Loading Datasets with scikit-learn

For the intro portion of this tutorial, we'll be loading several dataset examples. Scikit-learn has methods to access several datasets: we'll explore two of these here.

Loading Iris Data

The machine learning community often uses a simple flowers database where each row in the database (or CSV file) is a set of measurements of an individual iris flower. Each sample in this dataset is described by 4 features and can belong to one of the target classes:

  • Features in the Iris dataset:

    1. sepal length in cm
    2. sepal width in cm
    3. petal length in cm
    4. petal width in cm
  • Target classes to predict:

    1. Iris Setosa
    2. Iris Versicolour
    3. Iris Virginica

scikit-learn embeds a copy of the iris CSV file along with a helper function to load it into numpy arrays:


In [ ]:
from sklearn.datasets import load_iris
iris = load_iris()

The features of each sample flower are stored in the data attribute of the dataset:


In [ ]:
n_samples, n_features = iris.data.shape
print n_samples
print n_features
print iris.data[0]

The information about the class of each sample is stored in the target attribute of the dataset:


In [ ]:
len(iris.data) == len(iris.target)

In [ ]:
iris.target

The names of the classes are stored in the last attribute, namely target_names:


In [ ]:
list(iris.target_names)

The data downloaded from the iris dataset is stored locally, within a subdirectory of your home directory. You can use the following to determine where it is:


In [ ]:
from sklearn.datasets import get_data_home
get_data_home()

Take a moment now to examine this directory and see that the iris data is stored there. You may also be curious about other datasets which are available. These can be found in sklearn.datasets.


In [ ]:
from sklearn import datasets

You can see which datasets are available by using ipython's tab-completion feature. Simply type

datasets.fetch_

or

datasets.load_

and then press the tab key. This will give you a drop-down menu which lists all the datasets that can be fetched.


In [ ]:

Be warned: many of these datasets are quite large! If you start a download and you want to kill it, you can use ipython's "kernel interrupt" feature, available in the menu or using the shortcut Ctrl-m i.

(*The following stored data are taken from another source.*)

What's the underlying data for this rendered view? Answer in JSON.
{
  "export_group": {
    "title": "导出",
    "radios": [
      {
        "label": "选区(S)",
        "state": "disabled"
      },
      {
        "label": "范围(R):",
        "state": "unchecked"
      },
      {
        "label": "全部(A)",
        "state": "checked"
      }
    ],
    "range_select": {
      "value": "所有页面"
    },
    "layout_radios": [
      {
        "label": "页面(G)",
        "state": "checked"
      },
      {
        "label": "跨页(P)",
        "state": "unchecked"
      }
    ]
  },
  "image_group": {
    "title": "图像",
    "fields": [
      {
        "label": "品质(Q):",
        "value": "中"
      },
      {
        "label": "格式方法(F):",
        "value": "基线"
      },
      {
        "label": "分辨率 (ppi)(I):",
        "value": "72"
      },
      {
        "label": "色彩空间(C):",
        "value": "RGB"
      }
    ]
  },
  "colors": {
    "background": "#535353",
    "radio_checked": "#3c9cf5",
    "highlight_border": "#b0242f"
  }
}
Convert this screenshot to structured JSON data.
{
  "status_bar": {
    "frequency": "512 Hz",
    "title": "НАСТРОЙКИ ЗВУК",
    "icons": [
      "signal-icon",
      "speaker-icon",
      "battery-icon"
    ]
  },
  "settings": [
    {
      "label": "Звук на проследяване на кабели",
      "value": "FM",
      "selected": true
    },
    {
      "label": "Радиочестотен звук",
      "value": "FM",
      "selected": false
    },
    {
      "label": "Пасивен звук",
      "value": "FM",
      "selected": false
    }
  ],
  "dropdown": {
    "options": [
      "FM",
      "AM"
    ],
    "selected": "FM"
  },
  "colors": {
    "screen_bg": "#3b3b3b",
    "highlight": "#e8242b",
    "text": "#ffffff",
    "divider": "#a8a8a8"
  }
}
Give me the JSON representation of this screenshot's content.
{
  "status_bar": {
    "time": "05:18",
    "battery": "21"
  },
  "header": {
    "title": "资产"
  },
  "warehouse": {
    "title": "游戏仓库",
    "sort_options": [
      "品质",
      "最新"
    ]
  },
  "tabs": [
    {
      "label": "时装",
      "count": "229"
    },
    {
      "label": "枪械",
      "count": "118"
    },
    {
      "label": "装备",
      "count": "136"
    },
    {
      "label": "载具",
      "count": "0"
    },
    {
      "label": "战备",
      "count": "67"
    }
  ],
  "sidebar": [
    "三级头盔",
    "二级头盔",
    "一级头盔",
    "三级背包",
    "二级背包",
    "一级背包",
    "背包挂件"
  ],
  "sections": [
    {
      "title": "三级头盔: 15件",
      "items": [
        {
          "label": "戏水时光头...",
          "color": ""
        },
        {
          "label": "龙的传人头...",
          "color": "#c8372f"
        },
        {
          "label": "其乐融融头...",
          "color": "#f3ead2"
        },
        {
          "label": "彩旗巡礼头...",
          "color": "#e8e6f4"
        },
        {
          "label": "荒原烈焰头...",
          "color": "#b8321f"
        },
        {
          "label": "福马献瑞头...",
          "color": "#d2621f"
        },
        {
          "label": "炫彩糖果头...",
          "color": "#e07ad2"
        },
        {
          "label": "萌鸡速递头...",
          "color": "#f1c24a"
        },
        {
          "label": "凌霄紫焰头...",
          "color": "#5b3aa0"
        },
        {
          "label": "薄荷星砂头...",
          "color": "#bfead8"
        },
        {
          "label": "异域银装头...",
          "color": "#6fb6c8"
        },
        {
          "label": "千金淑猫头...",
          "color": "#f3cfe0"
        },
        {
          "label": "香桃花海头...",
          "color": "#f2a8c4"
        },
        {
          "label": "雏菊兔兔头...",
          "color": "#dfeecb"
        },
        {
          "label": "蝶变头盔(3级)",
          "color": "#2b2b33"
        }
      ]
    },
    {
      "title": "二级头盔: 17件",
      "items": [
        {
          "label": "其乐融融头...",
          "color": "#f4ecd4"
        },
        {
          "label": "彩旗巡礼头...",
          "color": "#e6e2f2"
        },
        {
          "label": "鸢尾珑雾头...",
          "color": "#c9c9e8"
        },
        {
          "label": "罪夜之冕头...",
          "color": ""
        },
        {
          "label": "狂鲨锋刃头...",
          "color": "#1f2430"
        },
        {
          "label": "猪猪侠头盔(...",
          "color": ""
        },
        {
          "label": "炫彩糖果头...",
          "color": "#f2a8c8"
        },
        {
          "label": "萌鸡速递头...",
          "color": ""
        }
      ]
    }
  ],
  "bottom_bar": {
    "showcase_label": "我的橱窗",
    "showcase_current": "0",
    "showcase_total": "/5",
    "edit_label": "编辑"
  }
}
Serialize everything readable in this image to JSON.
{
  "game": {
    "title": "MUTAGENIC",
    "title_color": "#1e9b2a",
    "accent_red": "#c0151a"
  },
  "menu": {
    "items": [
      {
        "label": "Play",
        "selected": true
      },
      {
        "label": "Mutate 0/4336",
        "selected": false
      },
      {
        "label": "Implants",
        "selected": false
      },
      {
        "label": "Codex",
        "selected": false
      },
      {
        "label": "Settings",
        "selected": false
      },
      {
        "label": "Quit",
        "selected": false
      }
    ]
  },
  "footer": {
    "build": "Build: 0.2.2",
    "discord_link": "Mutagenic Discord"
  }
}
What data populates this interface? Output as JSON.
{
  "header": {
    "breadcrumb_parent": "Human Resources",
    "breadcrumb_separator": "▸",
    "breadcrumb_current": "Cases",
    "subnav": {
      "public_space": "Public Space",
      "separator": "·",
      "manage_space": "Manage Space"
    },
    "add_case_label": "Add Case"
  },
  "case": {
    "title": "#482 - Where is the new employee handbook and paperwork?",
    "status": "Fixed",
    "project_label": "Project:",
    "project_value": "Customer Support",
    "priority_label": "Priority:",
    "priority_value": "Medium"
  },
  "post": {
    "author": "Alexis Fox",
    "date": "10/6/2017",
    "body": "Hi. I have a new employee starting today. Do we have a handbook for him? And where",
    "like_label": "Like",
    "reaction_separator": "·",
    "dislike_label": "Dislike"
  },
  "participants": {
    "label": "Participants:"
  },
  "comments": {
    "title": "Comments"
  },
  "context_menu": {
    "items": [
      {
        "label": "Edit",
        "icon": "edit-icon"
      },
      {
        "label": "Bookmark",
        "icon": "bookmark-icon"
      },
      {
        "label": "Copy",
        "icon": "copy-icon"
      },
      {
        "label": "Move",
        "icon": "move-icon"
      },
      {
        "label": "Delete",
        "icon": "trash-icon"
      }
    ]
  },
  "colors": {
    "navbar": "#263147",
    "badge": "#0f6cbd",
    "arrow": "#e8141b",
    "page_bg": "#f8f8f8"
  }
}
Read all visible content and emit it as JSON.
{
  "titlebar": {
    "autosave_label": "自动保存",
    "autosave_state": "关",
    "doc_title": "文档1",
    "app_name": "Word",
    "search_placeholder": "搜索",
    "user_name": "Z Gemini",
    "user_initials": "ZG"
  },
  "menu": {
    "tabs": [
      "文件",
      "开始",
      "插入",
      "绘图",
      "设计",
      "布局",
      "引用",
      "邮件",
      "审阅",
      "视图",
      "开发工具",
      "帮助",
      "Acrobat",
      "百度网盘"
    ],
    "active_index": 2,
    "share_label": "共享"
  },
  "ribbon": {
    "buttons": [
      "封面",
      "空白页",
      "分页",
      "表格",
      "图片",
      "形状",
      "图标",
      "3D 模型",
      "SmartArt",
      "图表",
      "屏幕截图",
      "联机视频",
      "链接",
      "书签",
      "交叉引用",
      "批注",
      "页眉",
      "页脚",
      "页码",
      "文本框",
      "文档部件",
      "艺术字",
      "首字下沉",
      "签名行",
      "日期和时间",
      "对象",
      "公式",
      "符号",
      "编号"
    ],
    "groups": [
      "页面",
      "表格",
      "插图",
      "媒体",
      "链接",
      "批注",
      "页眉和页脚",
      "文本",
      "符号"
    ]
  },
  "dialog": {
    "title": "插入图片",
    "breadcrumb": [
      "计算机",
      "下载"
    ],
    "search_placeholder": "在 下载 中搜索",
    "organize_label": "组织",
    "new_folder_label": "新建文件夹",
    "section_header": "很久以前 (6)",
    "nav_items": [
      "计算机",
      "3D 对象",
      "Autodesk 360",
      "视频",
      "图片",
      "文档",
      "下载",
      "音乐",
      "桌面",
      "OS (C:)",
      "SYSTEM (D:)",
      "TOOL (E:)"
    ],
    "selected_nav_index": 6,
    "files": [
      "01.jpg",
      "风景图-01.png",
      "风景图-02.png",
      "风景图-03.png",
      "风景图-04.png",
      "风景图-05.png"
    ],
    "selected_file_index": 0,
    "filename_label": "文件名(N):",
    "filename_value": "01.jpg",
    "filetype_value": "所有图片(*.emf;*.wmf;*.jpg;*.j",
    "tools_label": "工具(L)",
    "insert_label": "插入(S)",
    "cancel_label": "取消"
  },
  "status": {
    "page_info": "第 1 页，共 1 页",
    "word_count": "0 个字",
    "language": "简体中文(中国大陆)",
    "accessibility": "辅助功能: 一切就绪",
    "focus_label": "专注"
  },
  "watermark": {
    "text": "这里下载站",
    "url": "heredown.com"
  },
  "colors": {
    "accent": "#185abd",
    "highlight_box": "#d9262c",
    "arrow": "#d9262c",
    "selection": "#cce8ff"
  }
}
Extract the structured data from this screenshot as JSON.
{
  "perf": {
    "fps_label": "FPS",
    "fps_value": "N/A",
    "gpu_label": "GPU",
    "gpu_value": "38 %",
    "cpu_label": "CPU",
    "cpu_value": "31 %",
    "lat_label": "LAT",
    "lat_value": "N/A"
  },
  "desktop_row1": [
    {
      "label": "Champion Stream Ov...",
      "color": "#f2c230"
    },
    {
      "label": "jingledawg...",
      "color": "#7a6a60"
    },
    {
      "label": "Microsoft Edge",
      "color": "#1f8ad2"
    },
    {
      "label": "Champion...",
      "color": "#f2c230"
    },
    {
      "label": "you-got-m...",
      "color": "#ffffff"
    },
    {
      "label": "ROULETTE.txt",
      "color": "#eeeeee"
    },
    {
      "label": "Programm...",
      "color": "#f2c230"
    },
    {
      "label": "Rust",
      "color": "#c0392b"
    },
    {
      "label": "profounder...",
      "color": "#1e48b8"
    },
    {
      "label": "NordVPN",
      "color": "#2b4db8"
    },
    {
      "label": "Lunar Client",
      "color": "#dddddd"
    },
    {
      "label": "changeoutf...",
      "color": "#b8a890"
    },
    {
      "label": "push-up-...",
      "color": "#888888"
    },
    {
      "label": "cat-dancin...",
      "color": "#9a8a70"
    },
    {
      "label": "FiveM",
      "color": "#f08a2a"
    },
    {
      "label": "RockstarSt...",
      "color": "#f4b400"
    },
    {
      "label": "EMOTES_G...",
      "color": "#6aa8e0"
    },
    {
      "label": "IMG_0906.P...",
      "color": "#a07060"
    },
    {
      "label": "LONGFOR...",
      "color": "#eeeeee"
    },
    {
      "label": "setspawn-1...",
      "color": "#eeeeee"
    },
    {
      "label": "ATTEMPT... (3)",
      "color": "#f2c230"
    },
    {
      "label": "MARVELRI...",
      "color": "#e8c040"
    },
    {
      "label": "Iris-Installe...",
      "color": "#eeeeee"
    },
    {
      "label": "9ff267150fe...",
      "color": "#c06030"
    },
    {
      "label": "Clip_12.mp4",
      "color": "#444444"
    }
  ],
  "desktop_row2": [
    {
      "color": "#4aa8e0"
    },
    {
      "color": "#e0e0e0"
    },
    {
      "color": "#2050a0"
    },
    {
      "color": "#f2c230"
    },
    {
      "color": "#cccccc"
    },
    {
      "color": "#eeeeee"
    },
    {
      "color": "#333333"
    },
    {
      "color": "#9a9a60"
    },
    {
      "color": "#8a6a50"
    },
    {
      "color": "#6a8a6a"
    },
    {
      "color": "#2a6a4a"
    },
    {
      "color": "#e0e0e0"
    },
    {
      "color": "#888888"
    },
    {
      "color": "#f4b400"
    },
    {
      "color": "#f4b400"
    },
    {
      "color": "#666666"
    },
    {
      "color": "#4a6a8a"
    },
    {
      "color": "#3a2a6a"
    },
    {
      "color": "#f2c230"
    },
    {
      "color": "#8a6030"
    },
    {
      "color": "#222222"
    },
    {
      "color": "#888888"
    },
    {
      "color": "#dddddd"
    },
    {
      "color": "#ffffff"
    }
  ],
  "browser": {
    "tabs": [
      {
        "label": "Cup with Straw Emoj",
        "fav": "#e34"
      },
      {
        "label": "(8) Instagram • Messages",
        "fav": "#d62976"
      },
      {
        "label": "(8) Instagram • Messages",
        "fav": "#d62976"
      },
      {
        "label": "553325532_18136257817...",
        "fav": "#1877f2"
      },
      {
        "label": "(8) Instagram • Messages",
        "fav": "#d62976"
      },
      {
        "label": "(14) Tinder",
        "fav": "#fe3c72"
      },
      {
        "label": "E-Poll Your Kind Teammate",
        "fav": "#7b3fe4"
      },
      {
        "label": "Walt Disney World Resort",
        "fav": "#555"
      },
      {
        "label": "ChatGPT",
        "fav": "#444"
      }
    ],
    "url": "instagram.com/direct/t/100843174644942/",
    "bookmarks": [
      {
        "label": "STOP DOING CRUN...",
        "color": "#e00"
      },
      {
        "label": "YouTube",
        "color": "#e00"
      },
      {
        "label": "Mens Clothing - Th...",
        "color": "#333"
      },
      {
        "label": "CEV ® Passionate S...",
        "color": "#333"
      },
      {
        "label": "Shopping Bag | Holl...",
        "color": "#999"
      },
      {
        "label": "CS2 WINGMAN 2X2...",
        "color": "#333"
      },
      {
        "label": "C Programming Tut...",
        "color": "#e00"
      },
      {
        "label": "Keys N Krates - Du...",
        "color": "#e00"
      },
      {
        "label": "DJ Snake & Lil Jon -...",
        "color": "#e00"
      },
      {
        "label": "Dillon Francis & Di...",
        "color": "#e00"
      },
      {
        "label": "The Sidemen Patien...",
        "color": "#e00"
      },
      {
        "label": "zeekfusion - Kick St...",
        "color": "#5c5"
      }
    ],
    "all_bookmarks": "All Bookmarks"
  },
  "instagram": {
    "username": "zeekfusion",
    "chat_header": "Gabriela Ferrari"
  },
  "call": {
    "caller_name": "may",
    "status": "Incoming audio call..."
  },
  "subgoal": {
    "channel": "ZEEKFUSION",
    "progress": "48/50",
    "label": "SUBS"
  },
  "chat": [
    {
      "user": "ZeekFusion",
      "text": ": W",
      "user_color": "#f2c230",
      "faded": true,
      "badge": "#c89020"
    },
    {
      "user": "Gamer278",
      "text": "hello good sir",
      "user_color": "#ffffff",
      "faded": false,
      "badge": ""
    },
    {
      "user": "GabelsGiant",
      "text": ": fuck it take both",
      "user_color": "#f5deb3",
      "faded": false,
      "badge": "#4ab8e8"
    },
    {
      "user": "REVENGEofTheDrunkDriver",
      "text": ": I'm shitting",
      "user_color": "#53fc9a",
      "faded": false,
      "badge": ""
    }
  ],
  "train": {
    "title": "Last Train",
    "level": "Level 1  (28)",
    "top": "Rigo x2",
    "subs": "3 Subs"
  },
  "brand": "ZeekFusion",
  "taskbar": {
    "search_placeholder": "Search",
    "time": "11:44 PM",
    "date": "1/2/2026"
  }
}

(You can press Ctrl-m h for a list of all ipython keyboard shortcuts).

Loading Digits Data

Now we'll take a look at another dataset, one where we have to put a bit more thought into how to represent the data.


In [ ]:
from sklearn.datasets import load_digits
digits = load_digits()

n_samples, n_features = digits.data.shape
print (n_samples, n_features)

Let's take a look at the data. As with the iris data, we can access the information as follows:


In [ ]:
print digits.data[0]
print digits.target

Each sample has 64 features, representing a hand-written digit. We can plot the images these features represent to gain more insight.

We want to plot figures using pylab: we'll use the following command to make sure the figures appear in-line (this only works within ipython notebook):


In [ ]:
%pylab inline

We can access the digits data in the same way as the iris data above. Let's plot a sample of the digits


In [ ]:
import pylab as pl

# set up the figure
fig = pl.figure(figsize=(8, 8))  # figure size in inches
fig.subplots_adjust(left=0, right=1, bottom=0, top=1, hspace=0.05, wspace=0.05)

# plot the digits: each image is 8x8 pixels
for i in range(100):
    ax = fig.add_subplot(10, 10, i + 1, xticks=[], yticks=[])
    ax.imshow(digits.data[i].reshape((8, 8)), cmap=pl.cm.binary)
    
    # label the image with the target value
    ax.text(0, 7, str(digits.target[i]), bbox=dict(facecolor='white', edgecolor='none', pad=1))

Notice that we are representing each two-dimensional array of pixels as a single vector. This data representation is a very important aspect of machine learning. All of the algorithms in scikit-learn accept data in a matrix format, of size [n_samples $\times$ n_features].

With the digits data, we saw above that n_samples = 1797, and n_features = 64: one integer-valued feature for each pixel.